Today they were at the clubhouse, so she came to the clubhouse.
I watched Holden see her through the window first.
He’d been at the bar, not paying attention to much of anything, half a beer in hand. Then the gate camera beeped and he glanced at the monitor and went very still in a way that had nothing to do with threat assessment. He set down his beer, straightened up, and ran a hand through his hair once—a gesture I’d never seen him make in my life.
“Relax,” I said, passing him on the way to let her in.
“Shut up.” But there was no heat in it.
Bea came inside with a canvas bag over one shoulder. Knox spotted her from across the room and shouted her name loud enough to make Handful flinch. She laughed and crouched down to his level, letting him drag her over to show her whatever card trick he’d been perfecting. Luca drifted over with more dignity, waiting for a pause in Knox’s performance before showing her the pool shot his Uncle Holden had taught him.
I glanced at Holden. He was watching from the bar with his arms crossed—the posture of a man trying to look like he wasn’t watching.
Bea looked up at some point and her eyes found him. She nodded—professional, easy. He nodded back.
That was all.
But I filed it away.
Later, as I was loading the boys into my truck to take them home, Luca hung back.
Knox had already climbed in and was chattering about what trick Uncle Handful had promised to teach him next time. But Luca stood on the gravel, his hands shoved in his pockets, looking at the clubhouse with an expression I couldn’t quite read.
“You okay?” I asked, crouching down to his level.
He nodded slowly. For a long moment he just looked at the clubhouse. Then he finally met my eyes, and there was something vulnerable in his expression that I hadn’t seen before. “And they call me and Knox family. Like we belong here.”
“You do belong here. If you want to.”
“I wasn’t sure before.” His voice was small. “If I wanted to. You were so scary at first, and I thought maybe you’d go back to being that way. That the nice part was fake.”
My chest ached. “It wasn’t fake, Luca. I was never going to hurt you or your mama. I was just—”
“I know.” He cut me off, and there was a certainty in his voice that hadn’t been there before. “I know that now. I’ve been watching you. For weeks and weeks. Waiting for you to mess up.”
“And?”
“You didn’t.” He said it like it surprised him. Like he’d been expecting me to fail and was still processing that I hadn’t. “You just kept showing up. Kept being nice to Mama. Kept being patient with me even when I was mean to you.”
“You weren’t mean. You were protecting your family. I respect that.”
Luca was quiet for a long moment. Then he stepped forward and wrapped his arms around my waist, his face pressed against my stomach.

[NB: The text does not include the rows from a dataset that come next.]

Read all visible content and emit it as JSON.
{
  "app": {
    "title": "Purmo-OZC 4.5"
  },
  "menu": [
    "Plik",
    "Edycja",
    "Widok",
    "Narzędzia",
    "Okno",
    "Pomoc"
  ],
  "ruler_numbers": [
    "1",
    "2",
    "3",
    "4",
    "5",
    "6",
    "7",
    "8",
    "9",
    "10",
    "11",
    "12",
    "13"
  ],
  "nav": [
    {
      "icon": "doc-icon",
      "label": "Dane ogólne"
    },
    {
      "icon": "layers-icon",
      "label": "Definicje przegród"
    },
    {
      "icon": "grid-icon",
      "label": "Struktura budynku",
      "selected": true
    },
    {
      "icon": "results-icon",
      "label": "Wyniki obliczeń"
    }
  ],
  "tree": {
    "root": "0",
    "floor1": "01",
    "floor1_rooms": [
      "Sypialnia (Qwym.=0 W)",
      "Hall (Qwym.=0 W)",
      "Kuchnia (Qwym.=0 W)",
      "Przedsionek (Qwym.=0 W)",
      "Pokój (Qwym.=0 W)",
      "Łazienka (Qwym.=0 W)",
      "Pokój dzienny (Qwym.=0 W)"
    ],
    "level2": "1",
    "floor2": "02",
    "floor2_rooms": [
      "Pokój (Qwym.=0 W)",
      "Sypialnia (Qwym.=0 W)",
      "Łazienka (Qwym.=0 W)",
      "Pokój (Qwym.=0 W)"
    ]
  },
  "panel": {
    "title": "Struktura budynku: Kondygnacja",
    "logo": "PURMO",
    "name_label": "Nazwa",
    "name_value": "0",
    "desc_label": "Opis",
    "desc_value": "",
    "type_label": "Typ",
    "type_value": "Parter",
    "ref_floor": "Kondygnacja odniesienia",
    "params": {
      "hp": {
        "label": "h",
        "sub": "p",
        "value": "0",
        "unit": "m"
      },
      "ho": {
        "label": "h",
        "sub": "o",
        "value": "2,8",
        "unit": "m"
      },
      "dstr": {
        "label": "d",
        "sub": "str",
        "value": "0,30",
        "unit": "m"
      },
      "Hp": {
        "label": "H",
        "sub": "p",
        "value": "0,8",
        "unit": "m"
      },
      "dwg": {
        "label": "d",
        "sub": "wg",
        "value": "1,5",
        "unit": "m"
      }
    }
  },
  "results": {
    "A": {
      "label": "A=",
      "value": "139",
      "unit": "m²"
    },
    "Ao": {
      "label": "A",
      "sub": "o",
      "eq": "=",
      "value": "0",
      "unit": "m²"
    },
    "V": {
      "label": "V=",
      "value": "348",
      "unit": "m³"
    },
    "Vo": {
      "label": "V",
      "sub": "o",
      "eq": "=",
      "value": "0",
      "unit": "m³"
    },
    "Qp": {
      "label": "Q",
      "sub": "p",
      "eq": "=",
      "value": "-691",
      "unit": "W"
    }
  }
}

I froze for a second, stunned. Then I hugged him back, holding him close, feeling his small body tremble.
“I decided,” he mumbled against my shirt.
“Decided what?”
He pulled back just enough to look up at me, and his green eyes—my eyes—were bright with tears he was too proud to let fall.

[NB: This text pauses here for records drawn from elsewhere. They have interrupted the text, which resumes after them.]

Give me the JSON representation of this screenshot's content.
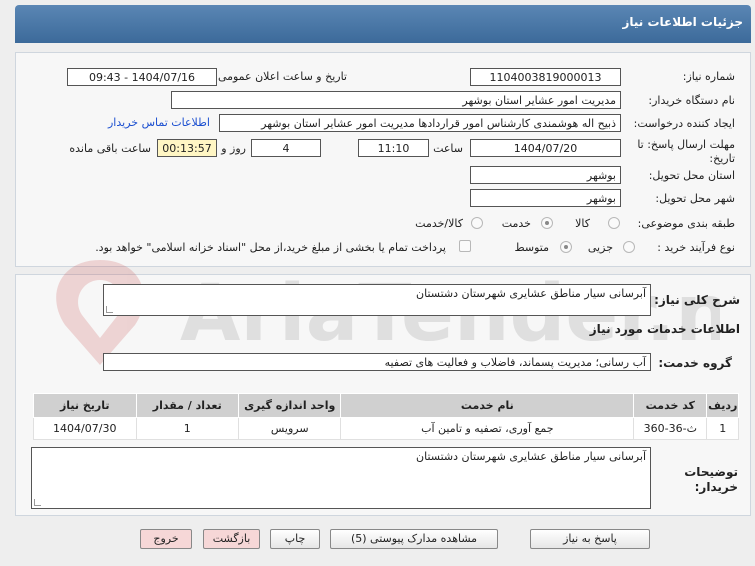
{
  "header": {
    "title": "جزئیات اطلاعات نیاز"
  },
  "form": {
    "need_number_label": "شماره نیاز:",
    "need_number": "1104003819000013",
    "announce_label": "تاریخ و ساعت اعلان عمومی:",
    "announce_value": "1404/07/16 - 09:43",
    "buyer_org_label": "نام دستگاه خریدار:",
    "buyer_org": "مدیریت امور عشایر استان بوشهر",
    "creator_label": "ایجاد کننده درخواست:",
    "creator": "ذبیح اله هوشمندی کارشناس امور قراردادها  مدیریت امور عشایر استان بوشهر",
    "contact_link": "اطلاعات تماس خریدار",
    "deadline_label_1": "مهلت ارسال پاسخ: تا",
    "deadline_label_2": "تاریخ:",
    "deadline_date": "1404/07/20",
    "time_label": "ساعت",
    "deadline_time": "11:10",
    "days_value": "4",
    "days_label": "روز و",
    "remaining_time": "00:13:57",
    "remaining_label": "ساعت باقی مانده",
    "province_label": "استان محل تحویل:",
    "province": "بوشهر",
    "city_label": "شهر محل تحویل:",
    "city": "بوشهر",
    "category_label": "طبقه بندی موضوعی:",
    "category_options": [
      "کالا",
      "خدمت",
      "کالا/خدمت"
    ],
    "process_label": "نوع فرآیند خرید :",
    "process_options": [
      "جزیی",
      "متوسط"
    ],
    "payment_note": "پرداخت تمام یا بخشی از مبلغ خرید،از محل \"اسناد خزانه اسلامی\" خواهد بود."
  },
  "details": {
    "summary_label": "شرح کلی نیاز:",
    "summary": "آبرسانی سیار مناطق عشایری شهرستان دشتستان",
    "services_title": "اطلاعات خدمات مورد نیاز",
    "service_group_label": "گروه خدمت:",
    "service_group": "آب رسانی؛ مدیریت پسماند، فاضلاب و فعالیت های تصفیه",
    "table": {
      "headers": [
        "ردیف",
        "کد خدمت",
        "نام خدمت",
        "واحد اندازه گیری",
        "تعداد / مقدار",
        "تاریخ نیاز"
      ],
      "rows": [
        [
          "1",
          "ث-36-360",
          "جمع آوری، تصفیه و تامین آب",
          "سرویس",
          "1",
          "1404/07/30"
        ]
      ]
    },
    "buyer_notes_label_1": "توضیحات",
    "buyer_notes_label_2": "خریدار:",
    "buyer_notes": "آبرسانی سیار مناطق عشایری شهرستان دشتستان"
  },
  "buttons": {
    "reply": "پاسخ به نیاز",
    "attachments": "مشاهده مدارک پیوستی (5)",
    "print": "چاپ",
    "back": "بازگشت",
    "exit": "خروج"
  },
  "watermark": {
    "text": "AriaTender.neT"
  }
}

“You’re my daddy.” The words came out rough, like they’d been stuck in his throat for weeks. “For real. Because you earned it.”
I swear my heart stopped. “Luca—” My voice cracked. I couldn’t help it.
“Don’t cry,” he said quickly, even though he was blinking hard himself. “It’s not a big deal.”
“It’s the biggest deal.” I pulled him back into the hug, my face pressed against his hair. “It’s everything. Everything.”